Publish a subscribable calendar
This publishes your published meal plans as a single calendar
file (.ics) to a GitHub repository you own, served by
GitHub Pages as text/calendar. A calendar app (e.g. Google
Calendar) can then subscribe to its URL and refresh it
as you republish. It is optional and device-local:
your token and settings stay in this browser and are never shared or
synced to your account.
Before you start — the tradeoff
Publishing needs a GitHub token that can write to your repository, and that token lives in your browser. By default arecipe keeps it in the service worker's memory so page scripts can't read it, and re-asks for it after a period of inactivity. If you tick “Remember on this device”, the token is stored in this browser instead — more convenient, but readable by any script running on this origin. Reduce the blast radius:
- Use a dedicated repository that holds nothing else.
- Disable Actions on that repository (Settings → Actions → “Disable actions”), so a leaked token can't run workflows.
- Give the token the shortest expiry you can live with.
- Revoke it the moment you're done experimenting.
1 · Create the repository + enable Pages
- Create a new repository (private is fine) — e.g.
your-name/meals-calendar. - Open Settings → Pages and set the source to your
default branch (root). GitHub Pages serves
.icsfiles astext/calendar, which is what calendar apps require. - Open Settings → Actions → General and choose Disable actions.
2 · Create a fine-grained token
- Go to fine-grained personal access tokens.
- Repository access: “Only select repositories” → just the calendar repo above.
- Permissions: Repository permissions → Contents: Read and write. (Metadata: Read-only is added automatically.)
- Set a short expiration and generate the token.
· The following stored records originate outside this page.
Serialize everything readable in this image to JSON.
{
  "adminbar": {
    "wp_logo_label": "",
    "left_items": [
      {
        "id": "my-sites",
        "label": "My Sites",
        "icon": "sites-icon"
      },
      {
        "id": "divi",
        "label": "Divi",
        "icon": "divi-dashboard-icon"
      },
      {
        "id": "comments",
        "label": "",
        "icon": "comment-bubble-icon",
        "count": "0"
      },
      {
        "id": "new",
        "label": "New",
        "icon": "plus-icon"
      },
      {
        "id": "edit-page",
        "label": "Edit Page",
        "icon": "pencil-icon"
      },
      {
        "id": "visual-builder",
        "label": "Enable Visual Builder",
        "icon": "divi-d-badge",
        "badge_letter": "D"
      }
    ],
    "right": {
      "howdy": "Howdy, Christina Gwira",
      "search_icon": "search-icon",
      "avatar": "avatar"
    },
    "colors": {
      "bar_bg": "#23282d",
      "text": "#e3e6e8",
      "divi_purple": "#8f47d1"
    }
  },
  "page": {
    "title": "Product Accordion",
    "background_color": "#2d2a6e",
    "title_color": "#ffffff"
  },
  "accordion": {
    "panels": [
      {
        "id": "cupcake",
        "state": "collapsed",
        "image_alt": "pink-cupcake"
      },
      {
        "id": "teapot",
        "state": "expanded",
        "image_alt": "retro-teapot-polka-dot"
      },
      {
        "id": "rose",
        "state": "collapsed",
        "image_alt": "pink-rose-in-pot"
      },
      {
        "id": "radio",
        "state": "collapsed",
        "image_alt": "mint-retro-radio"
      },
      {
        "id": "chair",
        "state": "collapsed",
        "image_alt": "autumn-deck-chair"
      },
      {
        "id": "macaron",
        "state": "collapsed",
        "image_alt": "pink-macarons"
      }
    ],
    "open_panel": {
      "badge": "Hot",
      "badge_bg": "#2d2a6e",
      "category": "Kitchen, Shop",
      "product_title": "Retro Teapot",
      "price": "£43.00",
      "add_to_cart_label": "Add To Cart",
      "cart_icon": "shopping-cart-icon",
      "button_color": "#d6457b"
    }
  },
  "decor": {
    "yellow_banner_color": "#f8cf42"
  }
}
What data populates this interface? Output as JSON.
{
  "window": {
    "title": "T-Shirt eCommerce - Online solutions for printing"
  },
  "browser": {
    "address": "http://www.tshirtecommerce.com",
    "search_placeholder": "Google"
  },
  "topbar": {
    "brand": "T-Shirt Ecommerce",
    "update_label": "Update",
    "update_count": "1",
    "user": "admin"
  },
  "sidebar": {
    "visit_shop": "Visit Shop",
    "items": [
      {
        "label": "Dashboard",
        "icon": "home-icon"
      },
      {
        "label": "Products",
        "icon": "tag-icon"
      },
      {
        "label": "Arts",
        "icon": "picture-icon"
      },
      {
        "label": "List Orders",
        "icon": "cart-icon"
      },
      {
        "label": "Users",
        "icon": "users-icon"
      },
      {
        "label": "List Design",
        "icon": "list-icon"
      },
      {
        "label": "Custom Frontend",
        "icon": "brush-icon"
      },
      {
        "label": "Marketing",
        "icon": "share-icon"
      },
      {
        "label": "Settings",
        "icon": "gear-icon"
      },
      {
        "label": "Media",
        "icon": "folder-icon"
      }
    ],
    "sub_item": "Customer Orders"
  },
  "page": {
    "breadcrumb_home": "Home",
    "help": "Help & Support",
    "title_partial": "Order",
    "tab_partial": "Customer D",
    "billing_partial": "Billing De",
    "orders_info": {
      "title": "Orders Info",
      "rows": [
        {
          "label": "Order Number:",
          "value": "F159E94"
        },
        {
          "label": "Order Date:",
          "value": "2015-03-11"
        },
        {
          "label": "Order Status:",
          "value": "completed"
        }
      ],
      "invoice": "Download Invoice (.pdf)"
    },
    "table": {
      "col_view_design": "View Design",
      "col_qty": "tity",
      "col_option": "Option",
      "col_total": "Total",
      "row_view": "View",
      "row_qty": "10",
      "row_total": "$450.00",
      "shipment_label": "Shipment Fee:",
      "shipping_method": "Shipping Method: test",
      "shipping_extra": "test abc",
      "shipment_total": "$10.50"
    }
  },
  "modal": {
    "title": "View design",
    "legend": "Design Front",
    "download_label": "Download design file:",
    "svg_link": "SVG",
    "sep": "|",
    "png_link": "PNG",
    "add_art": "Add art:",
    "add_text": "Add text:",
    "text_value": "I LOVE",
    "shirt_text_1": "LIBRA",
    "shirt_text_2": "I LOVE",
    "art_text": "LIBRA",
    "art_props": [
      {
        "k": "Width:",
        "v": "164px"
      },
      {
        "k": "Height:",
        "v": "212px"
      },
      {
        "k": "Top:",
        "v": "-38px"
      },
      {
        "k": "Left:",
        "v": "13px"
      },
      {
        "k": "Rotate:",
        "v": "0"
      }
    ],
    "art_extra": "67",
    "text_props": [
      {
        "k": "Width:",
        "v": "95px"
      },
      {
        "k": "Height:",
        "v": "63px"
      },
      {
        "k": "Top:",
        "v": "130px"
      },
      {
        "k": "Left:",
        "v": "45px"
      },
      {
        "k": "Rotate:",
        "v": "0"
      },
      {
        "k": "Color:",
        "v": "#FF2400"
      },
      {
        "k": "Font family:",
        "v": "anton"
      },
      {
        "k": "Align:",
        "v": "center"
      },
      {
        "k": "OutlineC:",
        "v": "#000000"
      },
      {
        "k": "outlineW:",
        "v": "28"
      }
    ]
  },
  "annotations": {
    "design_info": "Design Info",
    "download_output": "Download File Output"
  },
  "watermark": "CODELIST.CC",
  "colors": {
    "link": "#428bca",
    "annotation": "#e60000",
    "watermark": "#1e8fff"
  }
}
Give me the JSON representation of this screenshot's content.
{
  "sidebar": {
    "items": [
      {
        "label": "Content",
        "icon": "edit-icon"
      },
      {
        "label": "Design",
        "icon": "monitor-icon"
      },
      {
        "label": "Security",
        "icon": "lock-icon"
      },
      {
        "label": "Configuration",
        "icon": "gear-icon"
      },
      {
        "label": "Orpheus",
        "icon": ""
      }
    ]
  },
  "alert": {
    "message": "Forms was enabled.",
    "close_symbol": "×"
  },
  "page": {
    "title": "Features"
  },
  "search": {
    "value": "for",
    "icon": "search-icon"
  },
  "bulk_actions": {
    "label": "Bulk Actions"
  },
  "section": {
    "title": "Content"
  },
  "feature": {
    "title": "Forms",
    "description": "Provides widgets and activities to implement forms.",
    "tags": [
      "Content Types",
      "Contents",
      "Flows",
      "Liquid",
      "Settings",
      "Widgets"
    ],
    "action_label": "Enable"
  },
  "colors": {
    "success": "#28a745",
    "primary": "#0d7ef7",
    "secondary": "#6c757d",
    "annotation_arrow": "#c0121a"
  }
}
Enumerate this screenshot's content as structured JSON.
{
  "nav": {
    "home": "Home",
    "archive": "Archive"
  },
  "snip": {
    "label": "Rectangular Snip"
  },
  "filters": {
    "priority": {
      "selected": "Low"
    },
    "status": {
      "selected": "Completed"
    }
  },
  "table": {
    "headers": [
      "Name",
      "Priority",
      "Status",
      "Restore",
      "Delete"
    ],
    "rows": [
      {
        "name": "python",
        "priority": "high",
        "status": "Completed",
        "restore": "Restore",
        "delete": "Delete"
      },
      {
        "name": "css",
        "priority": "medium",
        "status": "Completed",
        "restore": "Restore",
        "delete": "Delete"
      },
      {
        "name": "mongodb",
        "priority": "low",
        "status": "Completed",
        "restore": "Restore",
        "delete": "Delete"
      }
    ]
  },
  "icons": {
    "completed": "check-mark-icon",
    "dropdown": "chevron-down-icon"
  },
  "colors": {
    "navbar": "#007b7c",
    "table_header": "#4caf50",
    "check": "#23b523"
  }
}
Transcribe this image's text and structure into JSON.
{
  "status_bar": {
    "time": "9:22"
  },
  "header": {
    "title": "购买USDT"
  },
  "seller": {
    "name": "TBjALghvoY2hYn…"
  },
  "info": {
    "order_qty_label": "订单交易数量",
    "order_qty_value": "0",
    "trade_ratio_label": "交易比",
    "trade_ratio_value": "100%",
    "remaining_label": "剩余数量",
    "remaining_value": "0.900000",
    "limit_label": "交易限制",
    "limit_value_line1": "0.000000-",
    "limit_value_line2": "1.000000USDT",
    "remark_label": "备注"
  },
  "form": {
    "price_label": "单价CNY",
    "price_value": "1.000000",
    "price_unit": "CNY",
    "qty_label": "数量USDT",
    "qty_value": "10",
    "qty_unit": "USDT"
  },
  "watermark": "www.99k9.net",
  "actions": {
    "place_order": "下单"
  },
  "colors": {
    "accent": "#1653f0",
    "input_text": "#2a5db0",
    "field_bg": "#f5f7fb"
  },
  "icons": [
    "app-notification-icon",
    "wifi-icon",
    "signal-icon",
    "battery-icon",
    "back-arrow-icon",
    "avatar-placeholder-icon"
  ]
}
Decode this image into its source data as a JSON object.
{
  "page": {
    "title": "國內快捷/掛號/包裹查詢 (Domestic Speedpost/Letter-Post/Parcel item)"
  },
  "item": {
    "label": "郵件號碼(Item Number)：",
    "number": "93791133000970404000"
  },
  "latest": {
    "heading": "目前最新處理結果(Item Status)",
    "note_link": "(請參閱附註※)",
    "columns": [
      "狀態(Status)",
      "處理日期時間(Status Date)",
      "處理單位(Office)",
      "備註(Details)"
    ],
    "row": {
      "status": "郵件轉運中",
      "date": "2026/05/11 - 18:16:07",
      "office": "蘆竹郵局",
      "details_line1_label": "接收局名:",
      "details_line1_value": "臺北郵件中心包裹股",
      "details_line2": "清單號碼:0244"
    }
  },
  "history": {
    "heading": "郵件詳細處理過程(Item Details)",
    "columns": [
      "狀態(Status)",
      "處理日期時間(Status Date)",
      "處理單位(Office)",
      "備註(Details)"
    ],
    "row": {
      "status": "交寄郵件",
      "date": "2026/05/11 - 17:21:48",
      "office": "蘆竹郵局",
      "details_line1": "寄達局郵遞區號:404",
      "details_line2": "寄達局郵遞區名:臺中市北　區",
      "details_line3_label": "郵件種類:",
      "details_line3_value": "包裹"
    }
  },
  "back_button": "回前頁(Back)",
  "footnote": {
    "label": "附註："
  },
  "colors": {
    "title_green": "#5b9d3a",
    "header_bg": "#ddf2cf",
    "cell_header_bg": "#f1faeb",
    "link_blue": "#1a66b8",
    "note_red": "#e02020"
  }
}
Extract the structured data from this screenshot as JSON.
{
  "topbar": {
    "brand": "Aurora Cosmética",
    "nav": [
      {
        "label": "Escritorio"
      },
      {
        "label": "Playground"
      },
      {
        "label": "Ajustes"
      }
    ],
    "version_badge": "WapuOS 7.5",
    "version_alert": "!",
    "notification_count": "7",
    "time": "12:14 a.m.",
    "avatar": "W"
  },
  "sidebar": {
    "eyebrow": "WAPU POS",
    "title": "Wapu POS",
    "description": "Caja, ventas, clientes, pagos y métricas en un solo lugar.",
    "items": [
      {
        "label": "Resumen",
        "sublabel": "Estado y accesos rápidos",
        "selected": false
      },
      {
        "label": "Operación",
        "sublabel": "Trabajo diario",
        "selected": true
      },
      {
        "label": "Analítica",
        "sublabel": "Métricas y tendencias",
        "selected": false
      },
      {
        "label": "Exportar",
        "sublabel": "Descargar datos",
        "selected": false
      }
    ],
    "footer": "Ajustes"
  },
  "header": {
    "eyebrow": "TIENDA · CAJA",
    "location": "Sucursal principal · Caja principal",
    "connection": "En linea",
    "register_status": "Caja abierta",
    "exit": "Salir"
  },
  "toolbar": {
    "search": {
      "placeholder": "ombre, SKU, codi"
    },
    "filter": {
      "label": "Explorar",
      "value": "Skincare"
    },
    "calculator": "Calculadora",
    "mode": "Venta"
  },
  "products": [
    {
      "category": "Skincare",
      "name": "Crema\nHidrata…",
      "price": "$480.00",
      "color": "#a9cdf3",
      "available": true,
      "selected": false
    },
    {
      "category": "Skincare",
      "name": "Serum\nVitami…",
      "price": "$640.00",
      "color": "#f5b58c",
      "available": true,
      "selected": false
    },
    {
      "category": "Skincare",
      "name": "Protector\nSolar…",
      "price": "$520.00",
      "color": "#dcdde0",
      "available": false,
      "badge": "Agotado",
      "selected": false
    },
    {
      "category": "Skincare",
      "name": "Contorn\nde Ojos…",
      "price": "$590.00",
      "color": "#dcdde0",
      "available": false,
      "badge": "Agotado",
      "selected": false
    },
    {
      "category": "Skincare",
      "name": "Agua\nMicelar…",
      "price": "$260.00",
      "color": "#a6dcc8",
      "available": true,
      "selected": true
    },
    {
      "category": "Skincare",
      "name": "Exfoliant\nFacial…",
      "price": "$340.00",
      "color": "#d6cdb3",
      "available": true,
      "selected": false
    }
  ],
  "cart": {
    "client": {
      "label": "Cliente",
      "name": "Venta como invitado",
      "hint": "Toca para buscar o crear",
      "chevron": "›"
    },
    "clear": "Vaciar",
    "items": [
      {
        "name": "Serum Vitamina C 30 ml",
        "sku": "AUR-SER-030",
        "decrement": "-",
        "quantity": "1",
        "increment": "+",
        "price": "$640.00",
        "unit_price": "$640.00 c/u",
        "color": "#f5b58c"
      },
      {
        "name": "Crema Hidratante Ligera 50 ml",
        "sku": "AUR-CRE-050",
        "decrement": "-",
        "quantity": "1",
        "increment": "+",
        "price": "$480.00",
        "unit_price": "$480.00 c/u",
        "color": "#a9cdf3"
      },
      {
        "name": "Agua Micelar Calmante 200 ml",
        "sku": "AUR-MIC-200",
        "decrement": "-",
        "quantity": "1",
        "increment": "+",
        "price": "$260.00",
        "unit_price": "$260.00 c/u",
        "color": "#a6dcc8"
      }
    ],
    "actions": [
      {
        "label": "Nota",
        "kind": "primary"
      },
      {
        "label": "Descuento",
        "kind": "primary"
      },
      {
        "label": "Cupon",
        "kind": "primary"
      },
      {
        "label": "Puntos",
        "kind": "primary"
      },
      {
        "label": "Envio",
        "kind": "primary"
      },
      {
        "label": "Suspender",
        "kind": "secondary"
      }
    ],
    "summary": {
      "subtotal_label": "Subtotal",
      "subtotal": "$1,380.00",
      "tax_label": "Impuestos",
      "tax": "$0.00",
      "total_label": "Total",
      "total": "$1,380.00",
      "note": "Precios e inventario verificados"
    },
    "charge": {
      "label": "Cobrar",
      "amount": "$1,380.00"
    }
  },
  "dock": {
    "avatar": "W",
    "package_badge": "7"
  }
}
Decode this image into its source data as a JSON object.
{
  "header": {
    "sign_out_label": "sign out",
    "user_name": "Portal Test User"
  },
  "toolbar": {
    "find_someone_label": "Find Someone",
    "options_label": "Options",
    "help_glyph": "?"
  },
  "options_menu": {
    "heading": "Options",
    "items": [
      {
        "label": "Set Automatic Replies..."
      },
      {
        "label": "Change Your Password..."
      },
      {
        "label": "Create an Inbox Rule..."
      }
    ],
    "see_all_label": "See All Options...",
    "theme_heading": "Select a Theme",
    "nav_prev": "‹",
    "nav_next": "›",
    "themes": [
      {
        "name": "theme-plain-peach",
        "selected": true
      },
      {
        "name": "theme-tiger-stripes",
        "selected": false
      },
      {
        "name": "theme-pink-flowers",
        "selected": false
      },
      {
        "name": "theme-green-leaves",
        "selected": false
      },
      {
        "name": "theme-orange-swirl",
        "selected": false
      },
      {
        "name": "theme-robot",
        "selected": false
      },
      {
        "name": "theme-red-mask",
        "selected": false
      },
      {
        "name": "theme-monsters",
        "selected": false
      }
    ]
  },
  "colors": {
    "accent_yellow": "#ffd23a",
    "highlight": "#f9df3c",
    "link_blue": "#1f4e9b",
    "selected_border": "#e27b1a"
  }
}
Copy it once — GitHub won't show it again.
3 · Connect it in arecipe
- On the account page, open “Publish a subscribable calendar (advanced)” and tick Enable on this device.
- Enter the repository (
owner/repo) and, if you like, a file path (defaultmeals.ics). - Paste the token and Save token. Decide whether to tick “Remember on this device” (see the tradeoff above).
- Press Publish now to write the first calendar file.
After this, publishing a meal plan (or deleting a published one) updates the calendar automatically; the Meals page shows a small status chip with a manual Resync.
4 · Subscribe in your calendar app
Your file lives at your Pages URL, e.g.
https://your-name.github.io/meals-calendar/meals.ics (or
your custom domain). In Google Calendar: Other calendars → “+”
→ From URL, paste that URL.
Note: calendar apps poll subscribed URLs on their own schedule — Google's can take several hours — so updates are not instant. This is a subscription that refreshes eventually, not a live feed.
Revoking
Remove the token any time from your GitHub token settings, and press Clear token on the account page. If you ever suspect the token leaked, revoke it immediately — that is the whole point of the short expiry and dedicated repo.